Because we ain’t seein’ it. And seeing is believing.
And you didn’t answer my question:
Removing 90% of a forest.
Do you ever think about the wildlife that is living there?
Only leaving 10% for them.
Isn’t that a tad bit greedy?
Nina Newington followed up with a superb interview with Mother Marion on the Diocesian Environment Network
IT'S HIGH TIME FOR A SILENT SEASON IN NOVA SCOTIA:
Lastly, this year, as with last year, nesting birds were a cause for worry as harvesters moved into previously designated cutting areas.
On May 29 Bev Wigney put the following up on the Annapolis Royal & Area Environment and Ecology FB page. It also went to the Nova Scotia Bird Protectors group, and Mike Parker shared it on Woods & Waters:
Over the next few days, you'll be hearing more about the need for a SILENT SEASON to be established here in Nova Scotia. What that means is that there would be a "time out" during peak bird nesting season -- an official period of time when forestry MUST CEASE its logging operations to allow birds to nest and raise their young so that they are fledged and ready for their impending fall migration. No longer should they be subjected to being disturbed and destroyed by forestry operations. Other creatures would also benefit from this quiet time - mammals could raise their young without being terrorized by loud machinery hacking down the forest around them. Young amphibians in vernal pools and streams in forests would have a chance to develop before being pulverized beneath the wheels of heavy equipment. Turtles would be less likely to be crushed as they cross roadways to make their way to nesting sites to lay eggs. It would be a WIN for all creatures.
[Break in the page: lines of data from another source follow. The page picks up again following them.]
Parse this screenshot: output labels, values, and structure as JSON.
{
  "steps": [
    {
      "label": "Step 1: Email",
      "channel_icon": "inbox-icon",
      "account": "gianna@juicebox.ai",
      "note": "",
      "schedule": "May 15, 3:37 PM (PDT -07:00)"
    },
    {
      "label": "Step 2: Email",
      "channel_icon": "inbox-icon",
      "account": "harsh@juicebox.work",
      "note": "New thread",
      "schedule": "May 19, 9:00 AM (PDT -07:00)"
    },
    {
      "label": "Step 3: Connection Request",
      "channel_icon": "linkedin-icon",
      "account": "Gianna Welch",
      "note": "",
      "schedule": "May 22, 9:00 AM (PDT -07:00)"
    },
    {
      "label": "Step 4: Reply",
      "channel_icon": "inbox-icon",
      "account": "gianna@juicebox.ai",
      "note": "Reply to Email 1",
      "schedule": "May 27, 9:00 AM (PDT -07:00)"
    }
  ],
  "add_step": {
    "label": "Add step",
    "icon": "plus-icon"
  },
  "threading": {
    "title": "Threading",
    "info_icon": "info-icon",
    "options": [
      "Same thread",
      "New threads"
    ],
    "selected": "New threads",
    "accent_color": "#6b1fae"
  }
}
It would also help to prevent devastating fire events like the one that happened earlier this week and doubtless left many nests, eggs, and birds charred amongst the smoking carnage.
What can you do?
NOW IS THE TIME TO SPEAK UP!!! It is important to send a clear message to the politicians of this province that we are FED UP with the lousy way that nature is being treated. WE WANT CHANGE NOW! Not NEXT YEAR or the year after. THAT'S NOT GOOD ENOUGH. What all of us need to do is start sending emails, letters, making phone calls, writing to news websites, posting on social media, and doing whatever else we can to say, NO MORE! NO MORE DESTRUCTION!
Please join me in sending emails over the coming week as you hear more about the call for a
SILENT SEASON in the forests of Nova Scotia.
PLEASE SHARE THIS MESSAGE!!!
Shelly sent her message to all the members of the Legislature. Gradually those folks are getting the message. Let’s keep it up!